この方法のメリットは、応募者のUGCの質を事前に知ることができるので良質なUGCを集めることが可能な点です。
集めたUGCの活用方法は様々なものがありますが、多くは以下の用途で活用されることが多くあります。
商材のLPや、ウェブサイト内にお客様の声やクリエイティブとして活用する方法です。実際の写真とコメントを記載するため、リアルさを訴求することができます。
自社のSNS用コンテンツとして再投稿(リポスト)する方法です。UGCを掲載することで商品やサービスを身近に感じてもらい、商品イメージの訴求やブランドイメージを定着させることができます。
ECサイトのなかの1つのコンテンツとしてUGCを活用する方法です。カスタマーレビューもUGCではありますが、昨今では一般ユーザーの投稿したUGCを記載するECサイトも増えてきています。

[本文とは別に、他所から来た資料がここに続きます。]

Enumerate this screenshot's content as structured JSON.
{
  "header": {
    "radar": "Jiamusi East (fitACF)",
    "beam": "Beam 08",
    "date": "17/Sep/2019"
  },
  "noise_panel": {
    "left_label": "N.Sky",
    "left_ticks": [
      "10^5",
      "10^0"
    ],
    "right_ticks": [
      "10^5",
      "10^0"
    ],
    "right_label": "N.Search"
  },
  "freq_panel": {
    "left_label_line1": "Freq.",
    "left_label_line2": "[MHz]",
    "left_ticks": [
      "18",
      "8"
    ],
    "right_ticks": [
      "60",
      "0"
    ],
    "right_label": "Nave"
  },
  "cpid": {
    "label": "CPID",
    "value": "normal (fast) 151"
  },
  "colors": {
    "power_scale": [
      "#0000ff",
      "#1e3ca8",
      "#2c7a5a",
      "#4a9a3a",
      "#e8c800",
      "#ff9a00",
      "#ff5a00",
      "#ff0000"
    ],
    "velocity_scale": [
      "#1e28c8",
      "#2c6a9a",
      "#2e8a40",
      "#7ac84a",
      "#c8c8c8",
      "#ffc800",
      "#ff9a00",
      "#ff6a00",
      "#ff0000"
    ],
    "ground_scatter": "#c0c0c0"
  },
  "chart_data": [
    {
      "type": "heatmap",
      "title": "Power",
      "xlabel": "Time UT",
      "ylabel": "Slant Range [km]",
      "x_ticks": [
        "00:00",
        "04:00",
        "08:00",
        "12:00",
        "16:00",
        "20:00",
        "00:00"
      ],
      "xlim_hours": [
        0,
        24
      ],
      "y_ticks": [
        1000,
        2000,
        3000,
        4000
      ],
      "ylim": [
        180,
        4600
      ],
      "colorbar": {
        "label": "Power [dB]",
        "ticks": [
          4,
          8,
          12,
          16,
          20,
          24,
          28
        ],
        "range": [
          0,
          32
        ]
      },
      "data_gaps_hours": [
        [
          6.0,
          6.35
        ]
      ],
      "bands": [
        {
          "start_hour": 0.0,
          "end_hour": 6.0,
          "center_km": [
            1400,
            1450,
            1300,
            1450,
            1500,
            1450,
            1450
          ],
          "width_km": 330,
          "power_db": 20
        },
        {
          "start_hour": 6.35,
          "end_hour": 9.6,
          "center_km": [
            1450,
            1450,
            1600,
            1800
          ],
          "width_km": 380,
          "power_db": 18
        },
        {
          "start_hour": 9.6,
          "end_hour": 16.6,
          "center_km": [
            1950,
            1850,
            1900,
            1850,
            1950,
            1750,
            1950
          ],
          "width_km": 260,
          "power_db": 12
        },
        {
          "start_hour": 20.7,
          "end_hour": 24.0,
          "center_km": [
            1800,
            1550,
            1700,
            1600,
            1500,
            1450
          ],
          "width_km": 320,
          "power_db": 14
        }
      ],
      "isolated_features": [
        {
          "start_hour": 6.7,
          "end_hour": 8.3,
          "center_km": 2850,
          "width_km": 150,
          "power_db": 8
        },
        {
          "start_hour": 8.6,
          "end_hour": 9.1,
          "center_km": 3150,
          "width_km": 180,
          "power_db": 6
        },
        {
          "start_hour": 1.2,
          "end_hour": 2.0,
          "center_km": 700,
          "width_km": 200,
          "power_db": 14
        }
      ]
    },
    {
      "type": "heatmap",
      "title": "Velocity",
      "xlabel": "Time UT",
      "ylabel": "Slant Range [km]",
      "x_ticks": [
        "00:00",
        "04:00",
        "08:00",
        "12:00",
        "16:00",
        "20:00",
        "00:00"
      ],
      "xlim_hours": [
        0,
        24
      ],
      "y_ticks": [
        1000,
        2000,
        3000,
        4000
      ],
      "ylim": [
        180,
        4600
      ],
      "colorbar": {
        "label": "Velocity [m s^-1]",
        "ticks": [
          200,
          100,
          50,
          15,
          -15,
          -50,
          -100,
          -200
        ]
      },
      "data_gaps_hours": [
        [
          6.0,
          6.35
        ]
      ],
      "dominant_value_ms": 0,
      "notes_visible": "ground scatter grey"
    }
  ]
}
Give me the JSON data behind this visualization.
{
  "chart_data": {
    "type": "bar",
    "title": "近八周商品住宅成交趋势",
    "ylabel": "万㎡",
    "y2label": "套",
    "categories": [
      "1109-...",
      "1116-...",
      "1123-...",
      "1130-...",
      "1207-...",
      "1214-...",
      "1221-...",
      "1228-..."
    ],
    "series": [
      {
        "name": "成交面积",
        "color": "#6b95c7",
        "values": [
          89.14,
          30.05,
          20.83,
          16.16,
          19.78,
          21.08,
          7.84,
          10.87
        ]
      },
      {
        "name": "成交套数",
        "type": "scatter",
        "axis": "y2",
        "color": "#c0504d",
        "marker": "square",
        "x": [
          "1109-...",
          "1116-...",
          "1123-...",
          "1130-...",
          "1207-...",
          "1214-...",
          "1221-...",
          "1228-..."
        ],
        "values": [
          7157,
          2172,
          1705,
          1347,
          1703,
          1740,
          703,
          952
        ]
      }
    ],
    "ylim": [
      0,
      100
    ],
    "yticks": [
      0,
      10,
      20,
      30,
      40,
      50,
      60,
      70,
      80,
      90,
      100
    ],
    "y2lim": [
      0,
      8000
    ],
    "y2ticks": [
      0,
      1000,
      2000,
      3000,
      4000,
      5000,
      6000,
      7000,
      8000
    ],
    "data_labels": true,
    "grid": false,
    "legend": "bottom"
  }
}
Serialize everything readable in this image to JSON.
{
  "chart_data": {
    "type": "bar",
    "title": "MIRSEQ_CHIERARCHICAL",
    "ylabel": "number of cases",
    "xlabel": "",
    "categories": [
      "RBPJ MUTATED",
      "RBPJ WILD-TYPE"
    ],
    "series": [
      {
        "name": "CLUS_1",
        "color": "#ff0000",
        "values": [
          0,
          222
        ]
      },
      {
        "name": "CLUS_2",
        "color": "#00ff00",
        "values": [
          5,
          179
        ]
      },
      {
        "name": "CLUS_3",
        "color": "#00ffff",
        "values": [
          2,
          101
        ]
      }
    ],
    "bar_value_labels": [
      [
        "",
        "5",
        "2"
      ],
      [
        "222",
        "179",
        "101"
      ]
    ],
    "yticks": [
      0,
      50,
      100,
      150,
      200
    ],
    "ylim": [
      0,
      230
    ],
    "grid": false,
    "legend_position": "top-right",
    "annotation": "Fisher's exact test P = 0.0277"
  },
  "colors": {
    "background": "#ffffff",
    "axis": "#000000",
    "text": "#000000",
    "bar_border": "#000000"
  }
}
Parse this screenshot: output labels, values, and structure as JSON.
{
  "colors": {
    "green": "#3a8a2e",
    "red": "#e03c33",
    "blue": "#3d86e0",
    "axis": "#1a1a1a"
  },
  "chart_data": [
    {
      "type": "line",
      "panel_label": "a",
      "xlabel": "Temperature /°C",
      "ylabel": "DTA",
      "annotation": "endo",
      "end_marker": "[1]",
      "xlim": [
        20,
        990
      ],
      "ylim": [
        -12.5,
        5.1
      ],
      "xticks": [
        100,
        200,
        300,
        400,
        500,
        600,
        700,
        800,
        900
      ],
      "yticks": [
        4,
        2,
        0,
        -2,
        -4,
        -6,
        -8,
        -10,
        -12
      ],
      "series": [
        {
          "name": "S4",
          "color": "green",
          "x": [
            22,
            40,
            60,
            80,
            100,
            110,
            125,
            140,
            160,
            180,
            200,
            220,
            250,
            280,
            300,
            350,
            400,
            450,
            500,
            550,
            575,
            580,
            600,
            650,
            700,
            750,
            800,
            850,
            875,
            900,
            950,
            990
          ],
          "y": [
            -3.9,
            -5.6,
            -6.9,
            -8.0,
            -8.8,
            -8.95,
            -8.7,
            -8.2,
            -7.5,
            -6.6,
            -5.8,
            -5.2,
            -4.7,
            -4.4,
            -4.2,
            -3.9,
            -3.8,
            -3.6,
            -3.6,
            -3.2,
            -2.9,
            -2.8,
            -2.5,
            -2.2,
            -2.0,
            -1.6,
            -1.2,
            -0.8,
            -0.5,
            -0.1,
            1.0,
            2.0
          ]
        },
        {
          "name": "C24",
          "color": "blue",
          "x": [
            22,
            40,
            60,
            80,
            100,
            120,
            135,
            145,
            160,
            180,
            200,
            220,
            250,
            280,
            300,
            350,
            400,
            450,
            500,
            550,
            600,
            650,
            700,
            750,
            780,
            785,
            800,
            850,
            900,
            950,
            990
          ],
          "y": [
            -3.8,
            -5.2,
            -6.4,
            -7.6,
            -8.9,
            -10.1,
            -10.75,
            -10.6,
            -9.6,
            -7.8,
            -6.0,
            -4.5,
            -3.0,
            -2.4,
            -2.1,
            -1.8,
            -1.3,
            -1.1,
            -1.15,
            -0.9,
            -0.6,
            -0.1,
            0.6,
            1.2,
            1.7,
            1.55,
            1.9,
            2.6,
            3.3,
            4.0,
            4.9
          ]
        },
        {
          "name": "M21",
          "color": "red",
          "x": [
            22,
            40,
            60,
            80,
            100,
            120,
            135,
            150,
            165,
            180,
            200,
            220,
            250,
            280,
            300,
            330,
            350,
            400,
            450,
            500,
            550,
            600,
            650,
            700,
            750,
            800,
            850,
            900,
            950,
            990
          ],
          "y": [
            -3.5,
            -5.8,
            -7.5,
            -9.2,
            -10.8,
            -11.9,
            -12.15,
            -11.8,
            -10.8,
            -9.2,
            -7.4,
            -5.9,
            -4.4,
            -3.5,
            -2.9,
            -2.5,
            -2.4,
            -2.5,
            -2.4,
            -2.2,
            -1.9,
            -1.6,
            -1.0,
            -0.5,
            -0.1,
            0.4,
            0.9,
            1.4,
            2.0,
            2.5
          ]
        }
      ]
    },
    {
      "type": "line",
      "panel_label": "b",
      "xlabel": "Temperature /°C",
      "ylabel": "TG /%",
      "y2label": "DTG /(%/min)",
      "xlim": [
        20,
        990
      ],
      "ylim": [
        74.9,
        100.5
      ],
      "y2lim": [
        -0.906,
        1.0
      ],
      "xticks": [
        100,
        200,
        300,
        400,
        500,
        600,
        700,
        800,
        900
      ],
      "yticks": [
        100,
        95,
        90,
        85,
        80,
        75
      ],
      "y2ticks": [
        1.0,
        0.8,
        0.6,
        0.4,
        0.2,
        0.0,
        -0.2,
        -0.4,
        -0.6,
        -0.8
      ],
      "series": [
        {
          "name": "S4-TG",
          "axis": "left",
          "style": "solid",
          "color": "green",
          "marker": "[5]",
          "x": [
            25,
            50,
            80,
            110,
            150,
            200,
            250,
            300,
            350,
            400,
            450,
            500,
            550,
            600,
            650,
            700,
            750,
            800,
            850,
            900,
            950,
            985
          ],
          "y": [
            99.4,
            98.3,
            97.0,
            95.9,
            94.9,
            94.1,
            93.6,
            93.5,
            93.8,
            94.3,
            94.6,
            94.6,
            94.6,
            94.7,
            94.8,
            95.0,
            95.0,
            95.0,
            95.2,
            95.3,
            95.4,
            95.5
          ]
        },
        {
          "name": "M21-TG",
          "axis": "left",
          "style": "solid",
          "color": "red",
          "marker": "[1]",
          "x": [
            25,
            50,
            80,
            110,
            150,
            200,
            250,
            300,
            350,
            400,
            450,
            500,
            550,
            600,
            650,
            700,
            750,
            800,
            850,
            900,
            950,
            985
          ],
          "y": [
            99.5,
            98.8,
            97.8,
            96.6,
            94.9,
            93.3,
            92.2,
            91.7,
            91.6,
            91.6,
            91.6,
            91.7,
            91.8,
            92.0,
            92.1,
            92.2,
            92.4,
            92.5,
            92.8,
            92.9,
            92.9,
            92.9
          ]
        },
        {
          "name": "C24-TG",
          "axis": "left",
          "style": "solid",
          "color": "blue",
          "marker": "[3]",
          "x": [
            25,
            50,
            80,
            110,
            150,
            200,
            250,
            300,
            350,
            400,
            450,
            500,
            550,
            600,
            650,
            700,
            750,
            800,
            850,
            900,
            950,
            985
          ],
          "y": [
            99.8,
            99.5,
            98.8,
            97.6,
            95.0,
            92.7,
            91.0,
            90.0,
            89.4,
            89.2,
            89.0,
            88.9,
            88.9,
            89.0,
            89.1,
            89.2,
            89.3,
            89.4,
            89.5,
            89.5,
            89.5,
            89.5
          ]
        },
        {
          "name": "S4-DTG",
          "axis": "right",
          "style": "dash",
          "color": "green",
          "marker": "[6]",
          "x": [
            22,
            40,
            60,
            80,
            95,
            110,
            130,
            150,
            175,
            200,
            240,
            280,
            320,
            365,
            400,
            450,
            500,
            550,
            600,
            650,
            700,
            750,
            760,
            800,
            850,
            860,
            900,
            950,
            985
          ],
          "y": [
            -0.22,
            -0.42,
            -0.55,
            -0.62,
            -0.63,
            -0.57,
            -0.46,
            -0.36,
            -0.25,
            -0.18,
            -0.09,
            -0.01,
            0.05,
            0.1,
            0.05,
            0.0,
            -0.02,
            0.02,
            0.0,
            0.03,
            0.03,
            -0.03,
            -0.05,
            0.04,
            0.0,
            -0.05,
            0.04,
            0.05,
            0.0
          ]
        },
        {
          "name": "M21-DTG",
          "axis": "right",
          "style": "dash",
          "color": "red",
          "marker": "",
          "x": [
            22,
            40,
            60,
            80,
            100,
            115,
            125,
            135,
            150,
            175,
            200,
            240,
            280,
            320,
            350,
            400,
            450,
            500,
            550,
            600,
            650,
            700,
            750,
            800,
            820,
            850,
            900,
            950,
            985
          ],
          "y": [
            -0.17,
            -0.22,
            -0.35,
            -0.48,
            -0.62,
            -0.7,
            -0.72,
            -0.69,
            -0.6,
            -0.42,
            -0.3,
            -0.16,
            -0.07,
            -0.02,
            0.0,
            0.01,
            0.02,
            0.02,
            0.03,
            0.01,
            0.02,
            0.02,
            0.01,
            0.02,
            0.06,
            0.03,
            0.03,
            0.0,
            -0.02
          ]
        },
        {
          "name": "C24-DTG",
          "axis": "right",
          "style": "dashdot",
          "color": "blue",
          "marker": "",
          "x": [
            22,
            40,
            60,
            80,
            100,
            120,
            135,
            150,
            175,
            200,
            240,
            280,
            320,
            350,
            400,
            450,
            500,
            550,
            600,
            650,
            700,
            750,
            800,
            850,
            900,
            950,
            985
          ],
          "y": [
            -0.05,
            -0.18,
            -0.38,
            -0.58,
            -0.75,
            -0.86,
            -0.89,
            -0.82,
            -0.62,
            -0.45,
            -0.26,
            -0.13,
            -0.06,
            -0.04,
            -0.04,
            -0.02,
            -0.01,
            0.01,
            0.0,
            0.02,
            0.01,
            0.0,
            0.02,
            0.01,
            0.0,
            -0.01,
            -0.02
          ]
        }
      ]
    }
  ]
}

これまでは欲しい商品があればSNSへアクセスし情報を得てから購入するというステップを踏まなければなりませんでしたが、いまやECサイト内でSNSに投稿されたUGCの表示も参考にできるツールなども登場しています。
ここまで、UGCの活用において注意すべき点をご紹介します。
UGCはユーザーの「発信したい」という気持ちから発生するものですので、商材によっては向き不向きがあります。トイレットペーパーなどの感想が生まれにくい日用品や、写真を載せにくいコンプレックス商材などはUGCが発生しにくいとされています。
デメリットでもご紹介しましたが、ユーザーの投稿は無断で使用することはできません。必ず使用前にはSNSであればDMなどを介して許諾を取りましょう。
無断で使用し、トラブルに発展するとブランドの評価へ影響します。多少手間と感じても使用許可の連絡は取るようにしてください。
最後に、UGCを活用している企業をご紹介いたします。
旅行会社HISが運営する「タビジョ」Instagramアカウントでは指定のハッシュタグを付けた投稿から厳選したUGCをリポストしている専用のアカウントです。
プロカメラマンのような特別なロケーションを必要としない旅行写真は、その場所に行ってみたい気持ちや同じ構図で写真を撮ってみたい気持ちを掻き立てます。
ニトリの公式アカウントでは、公式からの告知投稿のほかユーザーから募集した投稿をリポストして紹介しています。実際に使用している写真を見ることで、収納方法に悩んでいるユーザーの手助けや、商品への興味関心をより高めることができています。
今回はUGCについてご紹介してきました。今やモノやサービスを売る上でUGCは欠かせないコンテンツになりつつありますが、誤った活用をしてしまうと思ったより効果を感じられなかったり、逆にトラブルに発展してしまったりということもあります。
UGCの効果やメリットを理解した上で、正しく活用し運用していくことがUGCマーケティングを成功させるための1つのカギとなるでしょう。